Friday, October 2, 2009

"The Audience Contract" by Roland Zag

“Sometimes you want to upset an audience so you can change them. I’ve done so-called Hollywood films, and I know that it’s all about wanting the audience to feel upbeat, give them a happy ending. But they also like complete stories. If your story’s complete it doesn’t have to be a happy ending.”
Morgan Freeman

We can always tell whether a film moved us or left us cold, but we can hardly explain why exactly this was the case. A German book about emotional screenwriting proposes a detailed framework to describe universally (for western audiences, that is) comprehensible emotions in stories. It is based on analyses of a wide array of successful films, not just Hollywood blockbusters with happy endings.
Should the book ever become available in English, the animation industry would certainly benefit from it.

Analysing the emotional impact of movies has always been of great interest to me. I even did my master thesis on David Lynch’s sound design (after being told that analysing color schemes of animated features was not a workable concept). But all those tools we usually associate with creating emotions in a movie – music, color, sound design, even acting – are merely artistic devices to emphasize emotions that are already in the screenplay. Sometimes they do work on their own, but that’s not what I’m after here.

Whenever there is a discussion about recent animated features, the term “heart” is used excessively. But people hardly ever manage to explain what they mean by “heart” or “emotional maturity” other than admitting that they fought tears during projection. So the basic question is: what conditions have to be fulfilled within a story to be able to cause emotional response from an audience?

German script doctors Roland Zag and Norbert Maass have been researching that topic under the premise that in order to be successful beyond the first weekend (which heavily depends on marketing budgets) a film has to generate word of mouth recommendation. In order to do so, it has to be emotionally accessible to people with different personal experiences.

In his book “Der Publikumsvertrag” (“the audience contract”), Roland Zag presents us with guidelines for emotional screenwriting based on what he calls “the human factor”. I’m usually very skeptical of these kinds of manuals because many of them try to sell you the secret of success based on very narrow normative assumptions by their authors. However, this one is not concerned with formal story structure (like plot points or three act theories) but with the actual content of stories: characters and their relationships.

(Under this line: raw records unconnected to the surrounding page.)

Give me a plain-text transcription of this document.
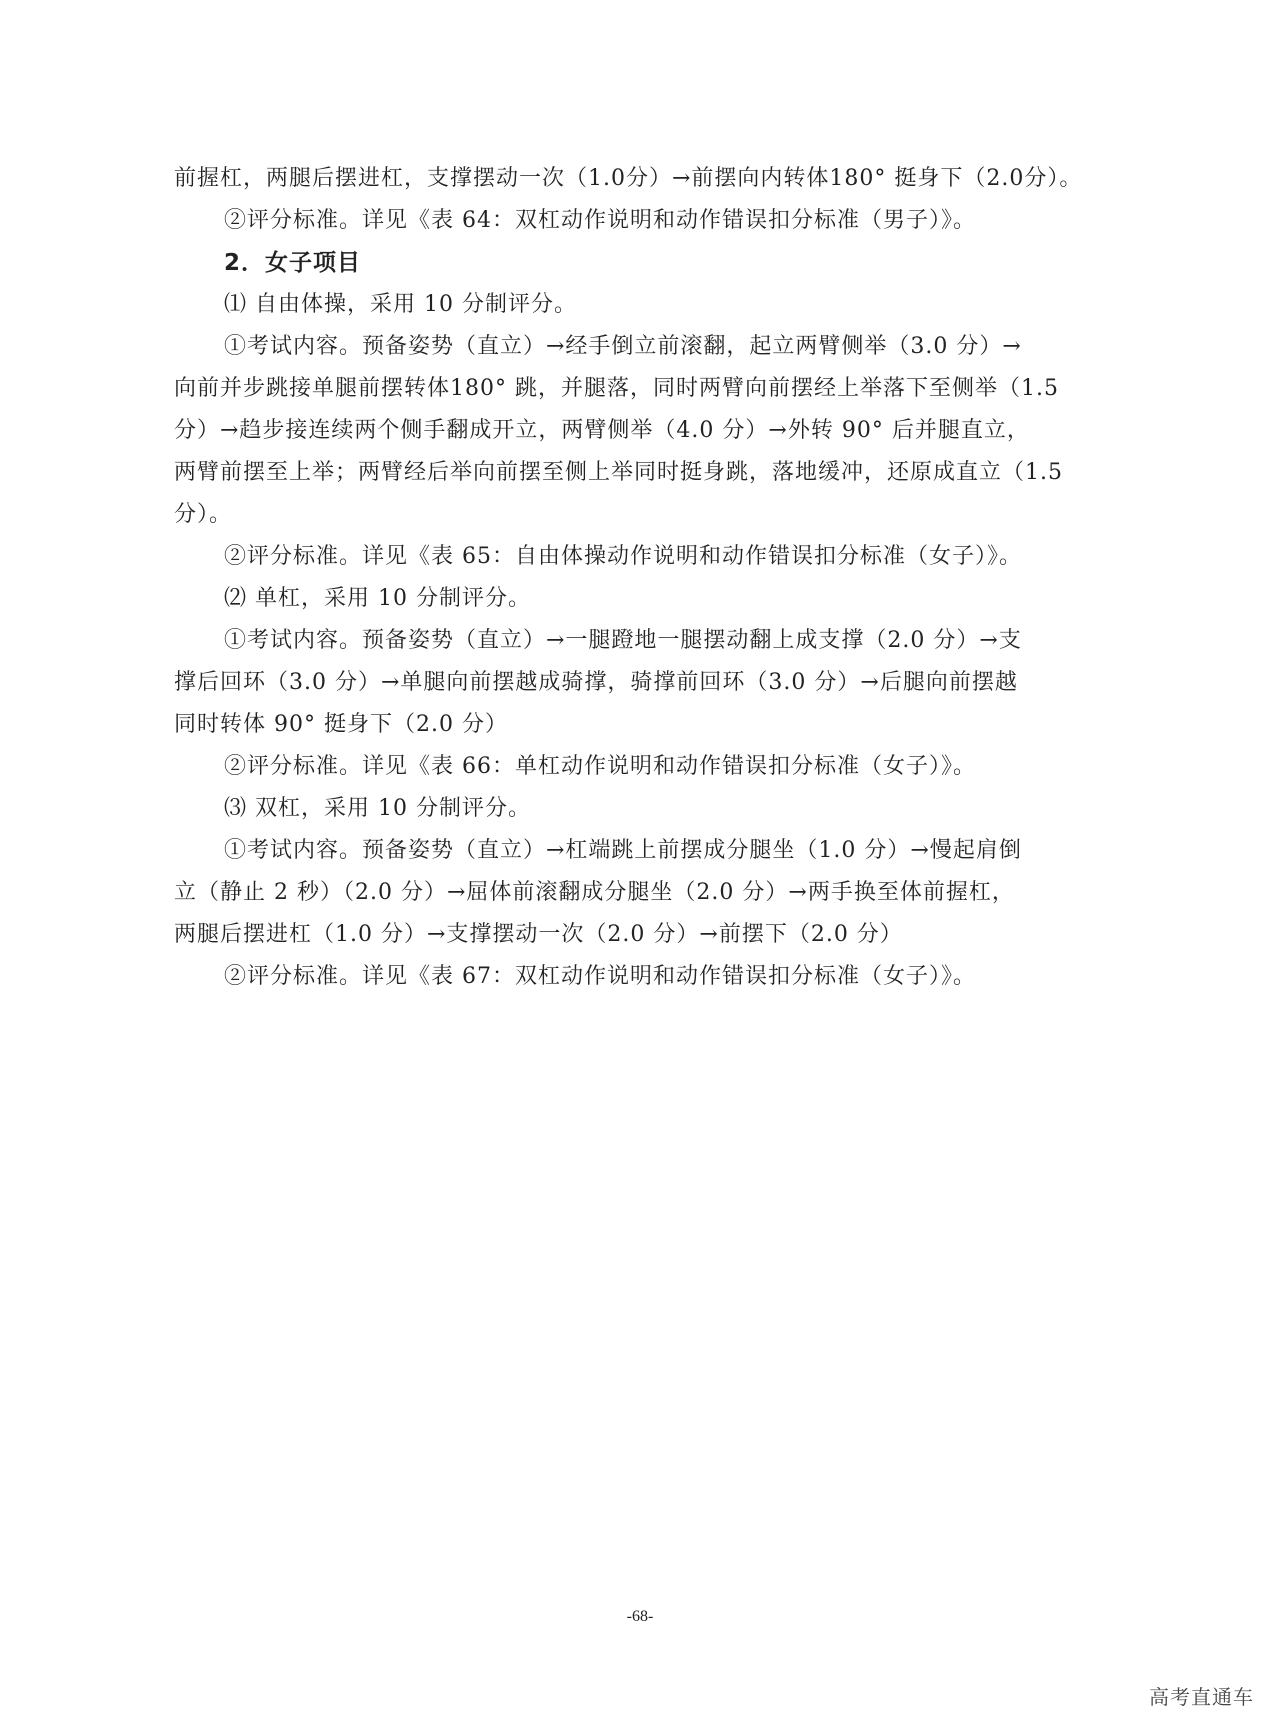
前握杠，两腿后摆进杠，支撑摆动一次（1.0分）→前摆向内转体180° 挺身下（2.0分）。
②评分标准。详见《表 64：双杠动作说明和动作错误扣分标准（男子）》。
2．女子项目
⑴ 自由体操，采用 10 分制评分。
①考试内容。预备姿势（直立）→经手倒立前滚翻，起立两臂侧举（3.0 分）→
向前并步跳接单腿前摆转体180° 跳，并腿落，同时两臂向前摆经上举落下至侧举（1.5
分）→趋步接连续两个侧手翻成开立，两臂侧举（4.0 分）→外转 90° 后并腿直立，
两臂前摆至上举；两臂经后举向前摆至侧上举同时挺身跳，落地缓冲，还原成直立（1.5
分）。
②评分标准。详见《表 65：自由体操动作说明和动作错误扣分标准（女子）》。
⑵ 单杠，采用 10 分制评分。
①考试内容。预备姿势（直立）→一腿蹬地一腿摆动翻上成支撑（2.0 分）→支
撑后回环（3.0 分）→单腿向前摆越成骑撑，骑撑前回环（3.0 分）→后腿向前摆越
同时转体 90° 挺身下（2.0 分）
②评分标准。详见《表 66：单杠动作说明和动作错误扣分标准（女子）》。
⑶ 双杠，采用 10 分制评分。
①考试内容。预备姿势（直立）→杠端跳上前摆成分腿坐（1.0 分）→慢起肩倒
立（静止 2 秒）（2.0 分）→屈体前滚翻成分腿坐（2.0 分）→两手换至体前握杠，
两腿后摆进杠（1.0 分）→支撑摆动一次（2.0 分）→前摆下（2.0 分）
②评分标准。详见《表 67：双杠动作说明和动作错误扣分标准（女子）》。
-68-
高考直通车
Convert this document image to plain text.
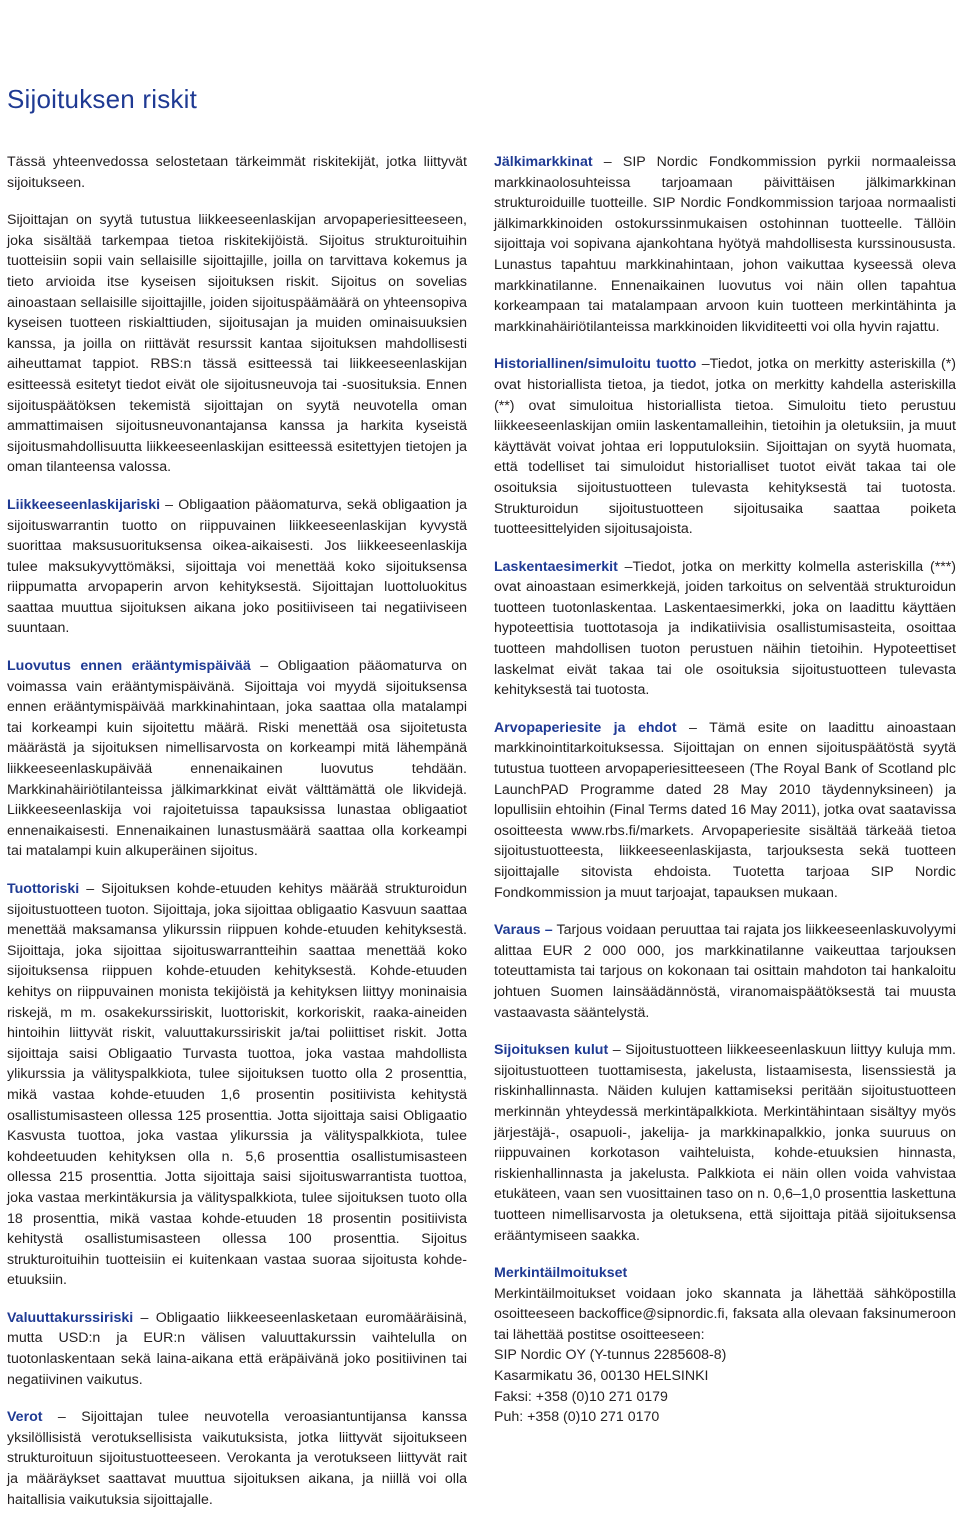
Sijoituksen riskit

Tässä yhteenvedossa selostetaan tärkeimmät riskitekijät, jotka liittyvät sijoitukseen.

Sijoittajan on syytä tutustua liikkeeseenlaskijan arvopaperiesitteeseen, joka sisältää tarkempaa tietoa riskitekijöistä. Sijoitus strukturoituihin tuotteisiin sopii vain sellaisille sijoittajille, joilla on tarvittava kokemus ja tieto arvioida itse kyseisen sijoituksen riskit. Sijoitus on sovelias ainoastaan sellaisille sijoittajille, joiden sijoituspäämäärä on yhteensopiva kyseisen tuotteen riskialttiuden, sijoitusajan ja muiden ominaisuuksien kanssa, ja joilla on riittävät resurssit kantaa sijoituksen mahdollisesti aiheuttamat tappiot. RBS:n tässä esitteessä tai liikkeeseenlaskijan esitteessä esitetyt tiedot eivät ole sijoitusneuvoja tai -suosituksia. Ennen sijoituspäätöksen tekemistä sijoittajan on syytä neuvotella oman ammattimaisen sijoitusneuvonantajansa kanssa ja harkita kyseistä sijoitusmahdollisuutta liikkeeseenlaskijan esitteessä esitettyjen tietojen ja oman tilanteensa valossa.

Liikkeeseenlaskijariski – Obligaation pääomaturva, sekä obligaation ja sijoituswarrantin tuotto on riippuvainen liikkeeseenlaskijan kyvystä suorittaa maksusuorituksensa oikea-aikaisesti. Jos liikkeeseenlaskija tulee maksukyvyttömäksi, sijoittaja voi menettää koko sijoituksensa riippumatta arvopaperin arvon kehityksestä. Sijoittajan luottoluokitus saattaa muuttua sijoituksen aikana joko positiiviseen tai negatiiviseen suuntaan.

Luovutus ennen erääntymispäivää – Obligaation pääomaturva on voimassa vain erääntymispäivänä. Sijoittaja voi myydä sijoituksensa ennen erääntymispäivää markkinahintaan, joka saattaa olla matalampi tai korkeampi kuin sijoitettu määrä. Riski menettää osa sijoitetusta määrästä ja sijoituksen nimellisarvosta on korkeampi mitä lähempänä liikkeeseenlaskupäivää ennenaikainen luovutus tehdään. Markkinahäiriötilanteissa jälkimarkkinat eivät välttämättä ole likvidejä. Liikkeeseenlaskija voi rajoitetuissa tapauksissa lunastaa obligaatiot ennenaikaisesti. Ennenaikainen lunastusmäärä saattaa olla korkeampi tai matalampi kuin alkuperäinen sijoitus.

Tuottoriski – Sijoituksen kohde-etuuden kehitys määrää strukturoidun sijoitustuotteen tuoton. Sijoittaja, joka sijoittaa obligaatio Kasvuun saattaa menettää maksamansa ylikurssin riippuen kohde-etuuden kehityksestä. Sijoittaja, joka sijoittaa sijoituswarrantteihin saattaa menettää koko sijoituksensa riippuen kohde-etuuden kehityksestä. Kohde-etuuden kehitys on riippuvainen monista tekijöistä ja kehityksen liittyy moninaisia riskejä, m m. osakekurssiriskit, luottoriskit, korkoriskit, raaka-aineiden hintoihin liittyvät riskit, valuuttakurssiriskit ja/tai poliittiset riskit. Jotta sijoittaja saisi Obligaatio Turvasta tuottoa, joka vastaa mahdollista ylikurssia ja välityspalkkiota, tulee sijoituksen tuotto olla 2 prosenttia, mikä vastaa kohde-etuuden 1,6 prosentin positiivista kehitystä osallistumisasteen ollessa 125 prosenttia. Jotta sijoittaja saisi Obligaatio Kasvusta tuottoa, joka vastaa ylikurssia ja välityspalkkiota, tulee kohdeetuuden kehityksen olla n. 5,6 prosenttia osallistumisasteen ollessa 215 prosenttia. Jotta sijoittaja saisi sijoituswarrantista tuottoa, joka vastaa merkintäkursia ja välityspalkkiota, tulee sijoituksen tuoto olla 18 prosenttia, mikä vastaa kohde-etuuden 18 prosentin positiivista kehitystä osallistumisasteen ollessa 100 prosenttia. Sijoitus strukturoituihin tuotteisiin ei kuitenkaan vastaa suoraa sijoitusta kohde-etuuksiin.

Valuuttakurssiriski – Obligaatio liikkeeseenlasketaan euromääräisinä, mutta USD:n ja EUR:n välisen valuuttakurssin vaihtelulla on tuotonlaskentaan sekä laina-aikana että eräpäivänä joko positiivinen tai negatiivinen vaikutus.

Verot – Sijoittajan tulee neuvotella veroasiantuntijansa kanssa yksilöllisistä verotuksellisista vaikutuksista, jotka liittyvät sijoitukseen strukturoituun sijoitustuotteeseen. Verokanta ja verotukseen liittyvät rait ja määräykset saattavat muuttua sijoituksen aikana, ja niillä voi olla haitallisia vaikutuksia sijoittajalle.

Jälkimarkkinat – SIP Nordic Fondkommission pyrkii normaaleissa markkinaolosuhteissa tarjoamaan päivittäisen jälkimarkkinan strukturoiduille tuotteille. SIP Nordic Fondkommission tarjoaa normaalisti jälkimarkkinoiden ostokurssinmukaisen ostohinnan tuotteelle. Tällöin sijoittaja voi sopivana ajankohtana hyötyä mahdollisesta kurssinoususta. Lunastus tapahtuu markkinahintaan, johon vaikuttaa kyseessä oleva markkinatilanne. Ennenaikainen luovutus voi näin ollen tapahtua korkeampaan tai matalampaan arvoon kuin tuotteen merkintähinta ja markkinahäiriötilanteissa markkinoiden likviditeetti voi olla hyvin rajattu.

Historiallinen/simuloitu tuotto –Tiedot, jotka on merkitty asteriskilla (*) ovat historiallista tietoa, ja tiedot, jotka on merkitty kahdella asteriskilla (**) ovat simuloitua historiallista tietoa. Simuloitu tieto perustuu liikkeeseenlaskijan omiin laskentamalleihin, tietoihin ja oletuksiin, ja muut käyttävät voivat johtaa eri lopputuloksiin. Sijoittajan on syytä huomata, että todelliset tai simuloidut historialliset tuotot eivät takaa tai ole osoituksia sijoitustuotteen tulevasta kehityksestä tai tuotosta. Strukturoidun sijoitustuotteen sijoitusaika saattaa poiketa tuotteesittelyiden sijoitusajoista.

Laskentaesimerkit –Tiedot, jotka on merkitty kolmella asteriskilla (***) ovat ainoastaan esimerkkejä, joiden tarkoitus on selventää strukturoidun tuotteen tuotonlaskentaa. Laskentaesimerkki, joka on laadittu käyttäen hypoteettisia tuottotasoja ja indikatiivisia osallistumisasteita, osoittaa tuotteen mahdollisen tuoton perustuen näihin tietoihin. Hypoteettiset laskelmat eivät takaa tai ole osoituksia sijoitustuotteen tulevasta kehityksestä tai tuotosta.

Arvopaperiesite ja ehdot – Tämä esite on laadittu ainoastaan markkinointitarkoituksessa. Sijoittajan on ennen sijoituspäätöstä syytä tutustua tuotteen arvopaperiesitteeseen (The Royal Bank of Scotland plc LaunchPAD Programme dated 28 May 2010 täydennyksineen) ja lopullisiin ehtoihin (Final Terms dated 16 May 2011), jotka ovat saatavissa osoitteesta www.rbs.fi/markets. Arvopaperiesite sisältää tärkeää tietoa sijoitustuotteesta, liikkeeseenlaskijasta, tarjouksesta sekä tuotteen sijoittajalle sitovista ehdoista. Tuotetta tarjoaa SIP Nordic Fondkommission ja muut tarjoajat, tapauksen mukaan.

Varaus – Tarjous voidaan peruuttaa tai rajata jos liikkeeseenlaskuvolyymi alittaa EUR 2 000 000, jos markkinatilanne vaikeuttaa tarjouksen toteuttamista tai tarjous on kokonaan tai osittain mahdoton tai hankaloitu johtuen Suomen lainsäädännöstä, viranomaispäätöksestä tai muusta vastaavasta sääntelystä.

Sijoituksen kulut – Sijoitustuotteen liikkeeseenlaskuun liittyy kuluja mm. sijoitustuotteen tuottamisesta, jakelusta, listaamisesta, lisenssiestä ja riskinhallinnasta. Näiden kulujen kattamiseksi peritään sijoitustuotteen merkinnän yhteydessä merkintäpalkkiota. Merkintähintaan sisältyy myös järjestäjä-, osapuoli-, jakelija- ja markkinapalkkio, jonka suuruus on riippuvainen korkotason vaihteluista, kohde-etuuksien hinnasta, riskienhallinnasta ja jakelusta. Palkkiota ei näin ollen voida vahvistaa etukäteen, vaan sen vuosittainen taso on n. 0,6–1,0 prosenttia laskettuna tuotteen nimellisarvosta ja oletuksena, että sijoittaja pitää sijoituksensa erääntymiseen saakka.

Merkintäilmoitukset

Merkintäilmoitukset voidaan joko skannata ja lähettää sähköpostilla osoitteeseen backoffice@sipnordic.fi, faksata alla olevaan faksinumeroon tai lähettää postitse osoitteeseen:

SIP Nordic OY (Y-tunnus 2285608-8)

Kasarmikatu 36, 00130 HELSINKI

Faksi: +358 (0)10 271 0179

Puh: +358 (0)10 271 0170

Zag explains the subject matter of the “audience contract” as follows: In return for a leap of faith, the audience expects stories whose conflicts, which are more or less difficult to resolve, undergo more or less successful coping strategies. The author then presents detailed categories of interhuman relationships based on the empirical analysis of 200 feature films. Zag is always aware that box office success is no indicator of artistic quality, instead he attempts to explain why films and not only blockbusters are successful.

Some of the most important factors that trigger socially conditional emotions are: affiliation to social groups, commitment and an imbalance in give and take. Of course, emotional plausibility is also an issue, but never taste or artistic concepts. Unfortunately, the book and the accompanying blog where Maass and Zag continue to do market analyses of current films are only available in German. There is a general summary in English on the blog, though.

There are no animated features among those 200 films (a market analysis of Up! can be found on the blog), mainly because the author takes it for granted that animated family films depend almost completely on the human factor. Several examples have shown, though, that its basic rules have been violated which led to less successful films compared to production and marketing costs.

What the book ultimately provides us with is a framework that enables us to talk about the creation of emotional stories in more or less clear categories. They also serve as a set of useful tools to analyze any given movie or screenplay concerning emotional resonance and audience response. Of course, success is also dependent on other factors, but on a large scale, without “the human factor” there is little chance.